Zusätzlich werden Medikamente verabreicht, die die Verklumpungsneigung des Blutes senken. Hierfür werden blutgerinnungshemmende (Antikoagulanzien wie z. B. Heparin) und blutplättchenhemmende Medikamente (z. B. Acetylsalicylsäure, Clopidogrel, Prasugrel oder Ticagrelor) gegeben.
Herzkatheter
Im Anschluss an die medikamentöse Akut-Therapie werden weitere Maßnahmen eingeleitet, um die Diagnose zu verfeinern und die individuell beste Behandlungsstrategie zu finden. Hierzu gehören die Echokardiografie (EKG) als wichtigstes nicht-invasives Bildgebungsverfahren, die Herzkatheteruntersuchung (Koronarangiografie), Labortests und die Anwendung spezifischer Risikoskalen.[4], [6]

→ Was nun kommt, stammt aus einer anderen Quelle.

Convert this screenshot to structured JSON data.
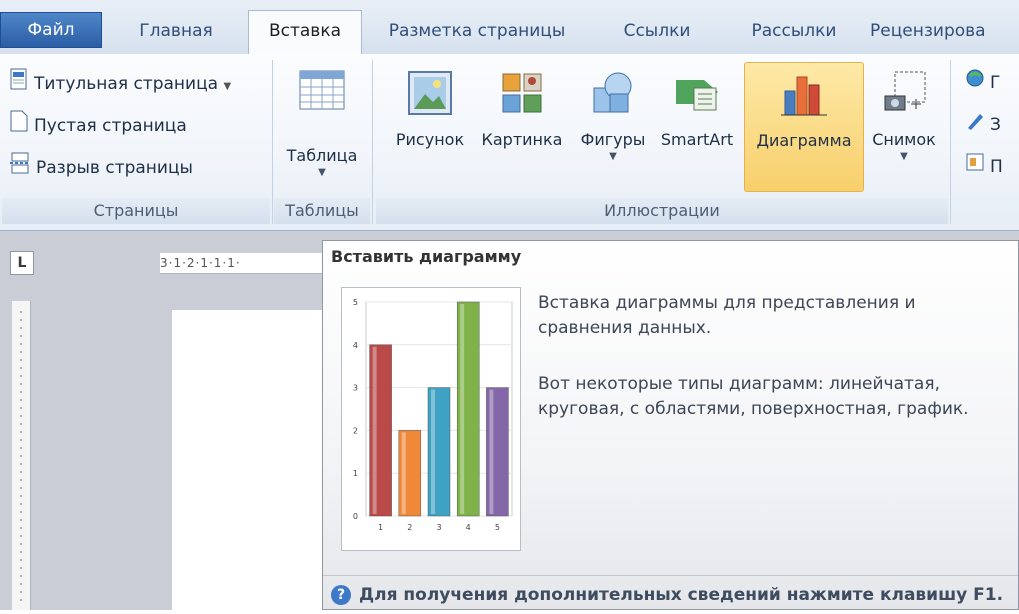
{
  "tabs": [
    "Файл",
    "Главная",
    "Вставка",
    "Разметка страницы",
    "Ссылки",
    "Рассылки",
    "Рецензирова"
  ],
  "active_tab": "Вставка",
  "groups": {
    "pages": {
      "label": "Страницы",
      "items": [
        "Титульная страница",
        "Пустая страница",
        "Разрыв страницы"
      ]
    },
    "tables": {
      "label": "Таблицы",
      "table_button": "Таблица"
    },
    "illustrations": {
      "label": "Иллюстрации",
      "buttons": [
        "Рисунок",
        "Картинка",
        "Фигуры",
        "SmartArt",
        "Диаграмма",
        "Снимок"
      ]
    },
    "links": {
      "items": [
        "Г",
        "З",
        "П"
      ]
    }
  },
  "ruler": {
    "text": "3·1·2·1·1·1·"
  },
  "tooltip": {
    "title": "Вставить диаграмму",
    "description": "Вставка диаграммы для представления и сравнения данных.",
    "types": "Вот некоторые типы диаграмм: линейчатая, круговая, с областями, поверхностная, график.",
    "help": "Для получения дополнительных сведений нажмите клавишу F1."
  },
  "chart_data": {
    "type": "bar",
    "categories": [
      "1",
      "2",
      "3",
      "4",
      "5"
    ],
    "values": [
      4,
      2,
      3,
      5,
      3
    ],
    "y_ticks": [
      "0",
      "1",
      "2",
      "3",
      "4",
      "5"
    ],
    "ylim": [
      0,
      5
    ],
    "colors": [
      "#b94a48",
      "#f0883a",
      "#3fa1c4",
      "#7fb24a",
      "#8467a8"
    ]
  },
  "colors": {
    "file_tab": "#2a5ea6",
    "highlight": "#f8cf6b",
    "tooltip_border": "#8d96a4"
  }
}
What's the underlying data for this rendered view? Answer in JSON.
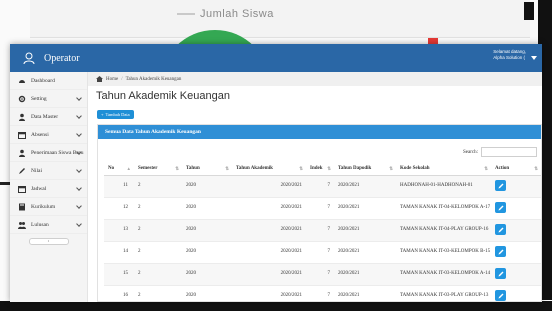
{
  "background": {
    "header_text": "Jumlah Siswa"
  },
  "app": {
    "name": "Operator",
    "user_line1": "Selamat datang,",
    "user_line2": "Alpha Solution (",
    "accent_color": "#2a67a6",
    "panel_color": "#2f8fd6"
  },
  "sidebar": {
    "items": [
      {
        "label": "Dashboard",
        "icon": "dashboard-icon",
        "has_caret": false
      },
      {
        "label": "Setting",
        "icon": "gear-icon",
        "has_caret": true
      },
      {
        "label": "Data Master",
        "icon": "user-icon",
        "has_caret": true
      },
      {
        "label": "Absensi",
        "icon": "calendar-icon",
        "has_caret": true
      },
      {
        "label": "Penerimaan Siswa Baru",
        "icon": "user-icon",
        "has_caret": true
      },
      {
        "label": "Nilai",
        "icon": "pencil-icon",
        "has_caret": true
      },
      {
        "label": "Jadwal",
        "icon": "calendar-icon",
        "has_caret": true
      },
      {
        "label": "Kurikulum",
        "icon": "book-icon",
        "has_caret": true
      },
      {
        "label": "Lulusan",
        "icon": "users-icon",
        "has_caret": true
      }
    ],
    "collapse_label": "‹"
  },
  "breadcrumb": {
    "home": "Home",
    "current": "Tahun Akademik Keuangan"
  },
  "page": {
    "title": "Tahun Akademik Keuangan",
    "add_button": "Tambah Data",
    "panel_title": "Semua Data Tahun Akademik Keuangan",
    "search_label": "Search:"
  },
  "table": {
    "columns": [
      "No",
      "Semester",
      "Tahun",
      "Tahun Akademik",
      "Indek",
      "Tahun Dapodik",
      "Kode Sekolah",
      "Action"
    ],
    "rows": [
      {
        "no": "11",
        "semester": "2",
        "tahun": "2020",
        "tahun_akademik": "2020/2021",
        "indek": "7",
        "tahun_dapodik": "2020/2021",
        "kode_sekolah": "HADHONAH-01-HADHONAH-01"
      },
      {
        "no": "12",
        "semester": "2",
        "tahun": "2020",
        "tahun_akademik": "2020/2021",
        "indek": "7",
        "tahun_dapodik": "2020/2021",
        "kode_sekolah": "TAMAN KANAK IT-04-KELOMPOK A-17"
      },
      {
        "no": "13",
        "semester": "2",
        "tahun": "2020",
        "tahun_akademik": "2020/2021",
        "indek": "7",
        "tahun_dapodik": "2020/2021",
        "kode_sekolah": "TAMAN KANAK IT-04-PLAY GROUP-16"
      },
      {
        "no": "14",
        "semester": "2",
        "tahun": "2020",
        "tahun_akademik": "2020/2021",
        "indek": "7",
        "tahun_dapodik": "2020/2021",
        "kode_sekolah": "TAMAN KANAK IT-03-KELOMPOK B-15"
      },
      {
        "no": "15",
        "semester": "2",
        "tahun": "2020",
        "tahun_akademik": "2020/2021",
        "indek": "7",
        "tahun_dapodik": "2020/2021",
        "kode_sekolah": "TAMAN KANAK IT-03-KELOMPOK A-14"
      },
      {
        "no": "16",
        "semester": "2",
        "tahun": "2020",
        "tahun_akademik": "2020/2021",
        "indek": "7",
        "tahun_dapodik": "2020/2021",
        "kode_sekolah": "TAMAN KANAK IT-03-PLAY GROUP-13"
      }
    ]
  }
}
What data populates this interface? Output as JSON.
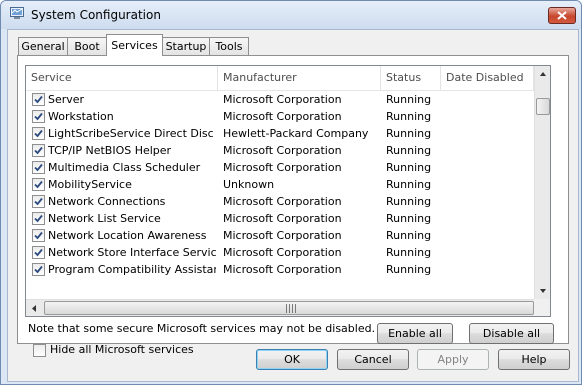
{
  "window": {
    "title": "System Configuration"
  },
  "tabs": [
    "General",
    "Boot",
    "Services",
    "Startup",
    "Tools"
  ],
  "active_tab": "Services",
  "columns": [
    "Service",
    "Manufacturer",
    "Status",
    "Date Disabled"
  ],
  "services": [
    {
      "name": "Server",
      "manufacturer": "Microsoft Corporation",
      "status": "Running",
      "date_disabled": "",
      "checked": true
    },
    {
      "name": "Workstation",
      "manufacturer": "Microsoft Corporation",
      "status": "Running",
      "date_disabled": "",
      "checked": true
    },
    {
      "name": "LightScribeService Direct Disc La...",
      "manufacturer": "Hewlett-Packard Company",
      "status": "Running",
      "date_disabled": "",
      "checked": true
    },
    {
      "name": "TCP/IP NetBIOS Helper",
      "manufacturer": "Microsoft Corporation",
      "status": "Running",
      "date_disabled": "",
      "checked": true
    },
    {
      "name": "Multimedia Class Scheduler",
      "manufacturer": "Microsoft Corporation",
      "status": "Running",
      "date_disabled": "",
      "checked": true
    },
    {
      "name": "MobilityService",
      "manufacturer": "Unknown",
      "status": "Running",
      "date_disabled": "",
      "checked": true
    },
    {
      "name": "Network Connections",
      "manufacturer": "Microsoft Corporation",
      "status": "Running",
      "date_disabled": "",
      "checked": true
    },
    {
      "name": "Network List Service",
      "manufacturer": "Microsoft Corporation",
      "status": "Running",
      "date_disabled": "",
      "checked": true
    },
    {
      "name": "Network Location Awareness",
      "manufacturer": "Microsoft Corporation",
      "status": "Running",
      "date_disabled": "",
      "checked": true
    },
    {
      "name": "Network Store Interface Service",
      "manufacturer": "Microsoft Corporation",
      "status": "Running",
      "date_disabled": "",
      "checked": true
    },
    {
      "name": "Program Compatibility Assistant ...",
      "manufacturer": "Microsoft Corporation",
      "status": "Running",
      "date_disabled": "",
      "checked": true
    }
  ],
  "note": "Note that some secure Microsoft services may not be disabled.",
  "buttons": {
    "enable_all": "Enable all",
    "disable_all": "Disable all",
    "ok": "OK",
    "cancel": "Cancel",
    "apply": "Apply",
    "help": "Help"
  },
  "hide_ms_services": {
    "label": "Hide all Microsoft services",
    "checked": false
  },
  "icons": {
    "window": "system-configuration-icon",
    "close": "close-icon",
    "check": "checkmark-icon"
  },
  "colors": {
    "frame": "#dbe7f5",
    "close_button": "#c7472e",
    "default_button_border": "#3c7fb1"
  }
}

Je nach Risikoprofil des Patienten wird im Katheterlabor innerhalb eines Zeitfensters von zwei Stunden bis drei Tagen – bei STEMI sofort – eine Koronarangiografie durchgeführt, um verengte Herzkranzgefäße zu identifizieren. Mit dem Herzkatheter wird Kontrastmittel in die Herzkranzarterien gebracht, damit die Gefäße deutlich sichtbar werden. Eine mögliche Verengung lässt sich noch während des Eingriffs mit einem winzigen Ballon aufdehnen, sodass das Blut wieder normal zirkulieren kann. Häufig wird dabei auch gleich eine Gefäßstütze (Stent) eingeschoben, ein kleines Drahtgeflecht, das das Gefäß über längere Zeit offen halten soll. Die Patienten empfinden bei dieser minimalinvasiven Methode keine Schmerzen. Sie erhalten lediglich eine lokale Betäubung an der Einstichstelle.[6]
Langfristige Behandlung
Nach überstandenem akutem Koronarsyndrom besteht ein erhöhtes Risiko, erneut einen Herzinfarkt zu erleiden. Um dieses Risiko zu verringern und den Patienten so gut wie möglich vor einem erneuten Herzinfarkt zu schützen, ist eine langfristige medikamentöse Behandlung (Sekundär-Prophylaxe) wichtig! Bislang bestand die Sekundär-Prophylaxe eines akuten Koronarsyndroms aus blutplättchenhemmenden Medikamenten.
Seit einigen Jahren gibt es zur langfristigen Vorbeugung eines erneuten Herzinfarktes eine weitere Therapieoption. Hierbei kann in der Klinik nach Abklingen der Akutphase zusätzlich ein blutgerinnungshemmendes Medikament gegeben werden. Genau wie in der akuten Behandlung kann so zur Verhinderung des Auftretens eines erneuten Blutgerinnsels bzw. Herzinfarktes die Bildung des Blutgerinnsels über zwei sich ergänzende Wege gehemmt werden.